Ich habe mich in den vergangen Monaten nie zum Kinderwunsch geäussert, den wir beide haben. Ja, ich habe keine Ahnung von dem Martyrium, durch das andere Paare durch künstliche Befruchtung gehen, aber wir hatten nach der dritten Fehlgeburt hintereinander eine genetische Untersuchung machen lassen, ich habe täglich mehrmals sowie als auch Pillen und Pulverchen genommen, in dem verzweifelfen Versuch ein Kind zu halten- ich weiss was es heisst auf ein Kind zu hoffen, zu warten, darum zu kämpfen und ich weiss, was es heisst Kinder zu verlieren. Und ich gehe diesen unseren Weg seit bald 20Jahren.

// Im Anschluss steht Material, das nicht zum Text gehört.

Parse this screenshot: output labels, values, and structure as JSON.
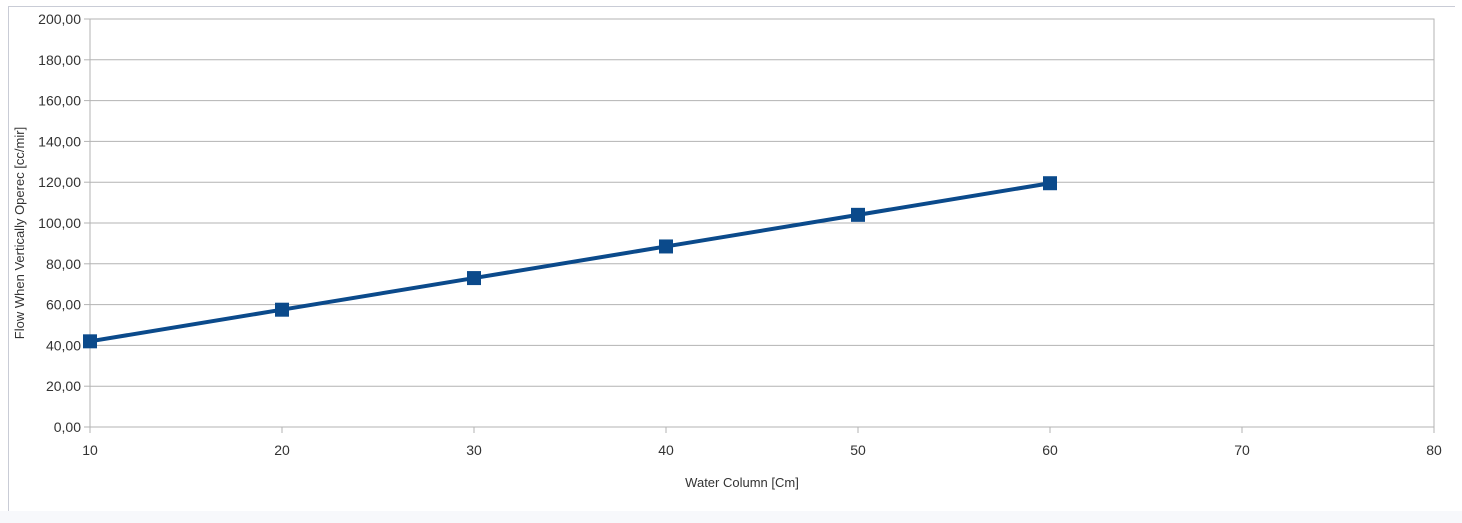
{
  "chart_data": {
    "type": "line",
    "title": "",
    "xlabel": "Water Column [Cm]",
    "ylabel": "Flow When Vertically Operec [cc/mir]",
    "x_ticks": [
      "10",
      "20",
      "30",
      "40",
      "50",
      "60",
      "70",
      "80"
    ],
    "y_ticks": [
      "0,00",
      "20,00",
      "40,00",
      "60,00",
      "80,00",
      "100,00",
      "120,00",
      "140,00",
      "160,00",
      "180,00",
      "200,00"
    ],
    "xlim": [
      10,
      80
    ],
    "ylim": [
      0,
      200
    ],
    "grid": "horizontal",
    "legend": "none",
    "marker": "square",
    "series_color": "#0b4a8b",
    "series": [
      {
        "x": [
          10,
          20,
          30,
          40,
          50,
          60
        ],
        "y": [
          42.0,
          57.5,
          73.0,
          88.5,
          104.0,
          119.5
        ]
      }
    ]
  }
}
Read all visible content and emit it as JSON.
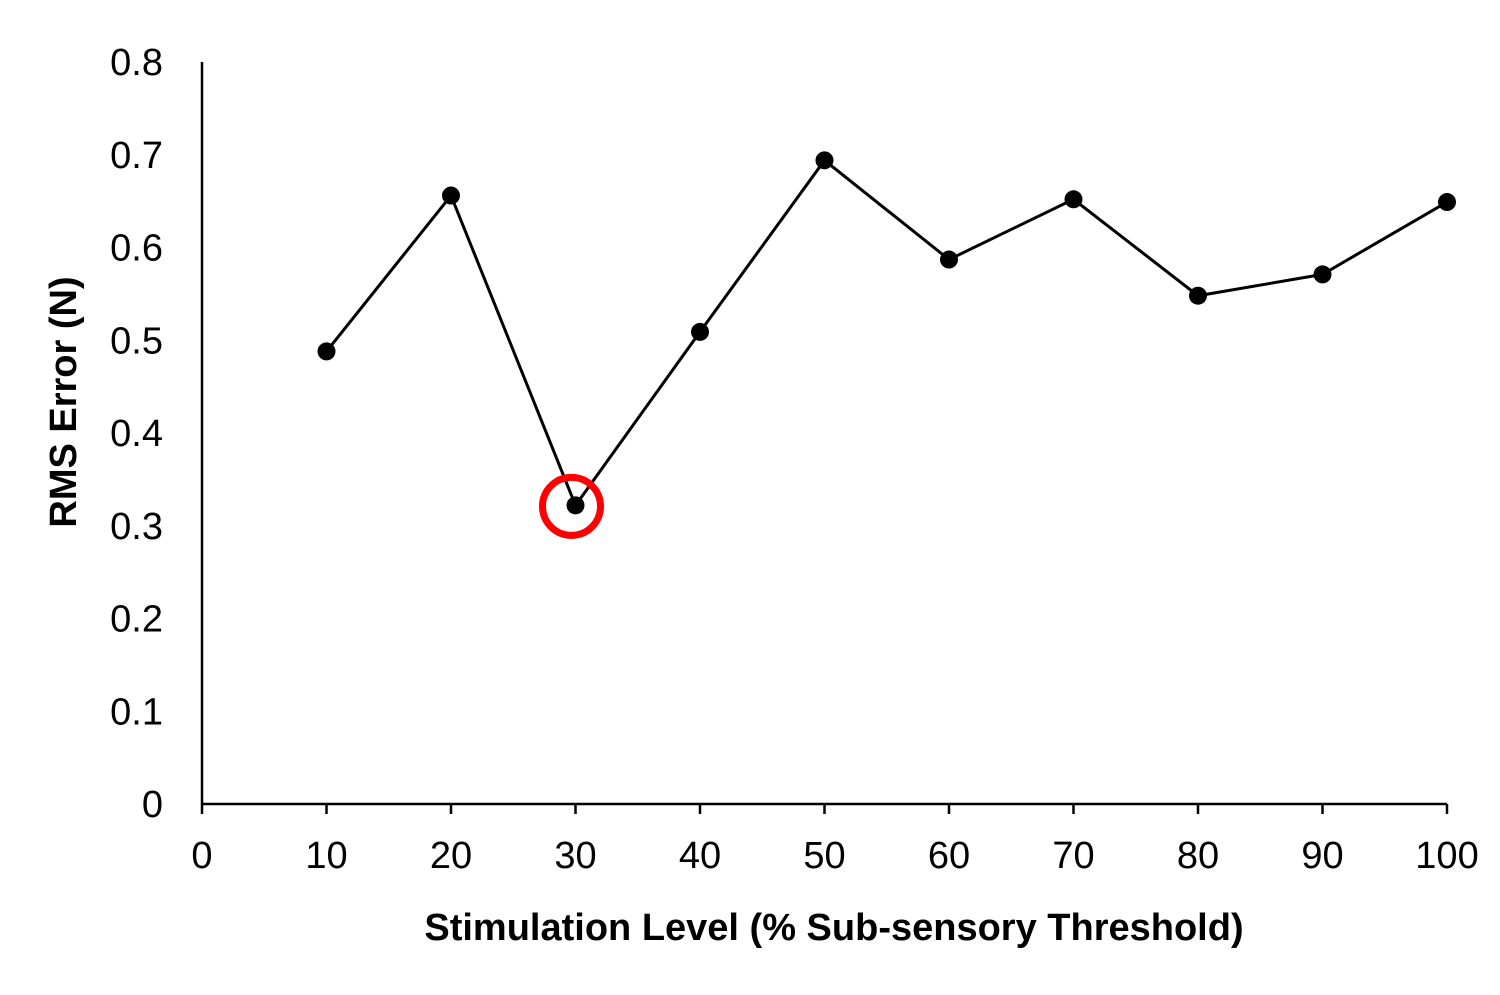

Ich bin schwanger und bin es doch nicht, es gibt keinen Weg irgendetwas zu ignorieren, mein Körper schüttet weiter die Hormone aus, mir ist nur noch übel und jede Welle von Bauchschmerzen und Übelkeit erinnert mich daran, dass all das, mich am Ende nicht mit einem Kind im Arm belohnt, sondern dass ich nur darauf warte bis mein Körper erneut verstanden hat, dass mit unserem Kind nicht alles in Ordnung ist und es loslässt, es gehen lässt. Wieder eine kleine Geburt. Und ich weiss nicht woher die Kraft dafür kommen soll. Ich weiss nicht mal, wie ich das alles gut verarbeiten soll. Ich bin unfassbar wund und traurig.